Till now, the main economies in Europe UK, Germany, France, and Italy, all show signs of recession in different degrees. The significant drop indicates that Eurozone economic activity is cooling at an eye-popping rate. Even more frightening is that the Eurozone July flat consumer confidence has plummeted to the lowest level since 2009.
Eurozone July flast consumer confidence shows the lowest level since 2009
On top of that, the exodus of foreign capital out of Europe is speeding up due to surging inflation and waning expectations from investors. The euro EUR/USD even dropped after the European Central Bank hiked its benchmark interest rate for the first time in 11 years by an astonishing 50 bps, signaling a disappointing outlook on Eurozone fundamentals by most traders. This move will drag Europe into a deeper recession.
What Does It Mean for the US and Cryptocurrencies?
The falling European economy and Euro will undoubtedly trigger more significant impacts on both the global and US economies. For example, sluggish demand from Europe will worsen the performance of US global corporations and further deteriorate US economic numbers. The negative effect can be shown from the latest US flash PMI composite output index: the number fell to 47.5 in July, which is the sharpest decline since early 2020. The S&P Global said, “manufacturing has stalled, and the service sector’s rebound from the pandemic has gone into reverse, as the tailwind of pent-up demand has been overcome by the rising living cost, higher interest rates, and gloomy outlook on the economy.”

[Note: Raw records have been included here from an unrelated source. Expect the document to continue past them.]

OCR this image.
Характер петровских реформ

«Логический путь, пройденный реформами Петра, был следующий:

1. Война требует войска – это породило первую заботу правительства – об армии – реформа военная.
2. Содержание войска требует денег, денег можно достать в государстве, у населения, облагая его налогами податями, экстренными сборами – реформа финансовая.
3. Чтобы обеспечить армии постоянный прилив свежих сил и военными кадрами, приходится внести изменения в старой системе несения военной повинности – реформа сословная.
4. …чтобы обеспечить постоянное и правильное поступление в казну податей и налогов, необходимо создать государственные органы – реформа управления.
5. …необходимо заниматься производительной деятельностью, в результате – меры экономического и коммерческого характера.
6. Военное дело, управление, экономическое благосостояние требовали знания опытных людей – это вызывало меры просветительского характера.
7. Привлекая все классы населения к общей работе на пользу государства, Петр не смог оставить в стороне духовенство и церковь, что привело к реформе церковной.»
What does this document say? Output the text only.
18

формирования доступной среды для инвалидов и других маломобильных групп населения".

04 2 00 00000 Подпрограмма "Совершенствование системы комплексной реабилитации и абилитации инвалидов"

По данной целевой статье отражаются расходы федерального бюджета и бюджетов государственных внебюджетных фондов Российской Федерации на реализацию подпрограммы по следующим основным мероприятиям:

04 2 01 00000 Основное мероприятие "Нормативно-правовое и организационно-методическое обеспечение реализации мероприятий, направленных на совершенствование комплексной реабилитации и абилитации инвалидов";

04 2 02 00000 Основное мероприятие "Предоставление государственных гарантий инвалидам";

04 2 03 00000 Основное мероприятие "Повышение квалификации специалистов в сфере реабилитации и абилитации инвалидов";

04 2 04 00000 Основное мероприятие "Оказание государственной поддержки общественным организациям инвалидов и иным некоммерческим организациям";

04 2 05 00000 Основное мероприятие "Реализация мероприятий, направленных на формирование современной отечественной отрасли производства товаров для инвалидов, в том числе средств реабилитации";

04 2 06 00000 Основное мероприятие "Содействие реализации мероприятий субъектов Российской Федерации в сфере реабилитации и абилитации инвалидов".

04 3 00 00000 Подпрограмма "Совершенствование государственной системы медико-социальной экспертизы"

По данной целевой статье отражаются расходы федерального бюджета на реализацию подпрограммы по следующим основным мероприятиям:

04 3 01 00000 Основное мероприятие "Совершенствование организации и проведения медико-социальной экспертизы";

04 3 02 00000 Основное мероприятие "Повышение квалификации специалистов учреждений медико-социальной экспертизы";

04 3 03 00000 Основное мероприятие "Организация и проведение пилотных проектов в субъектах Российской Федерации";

Frankly speaking, both the ECB rate hikes and Eurozone economic downturn present uglier outlooks for cryptocurrencies from a macro and capital liquidity perspective. Like the US, the European financing cost is becoming more expensive due to its central bank’s rate hike initiative, and the price valuation of risk assets will undoubtedly reflect this tightening cycle. Moreover, due to higher capital costs, less active buying power during European trading hours will also pressure crypto prices.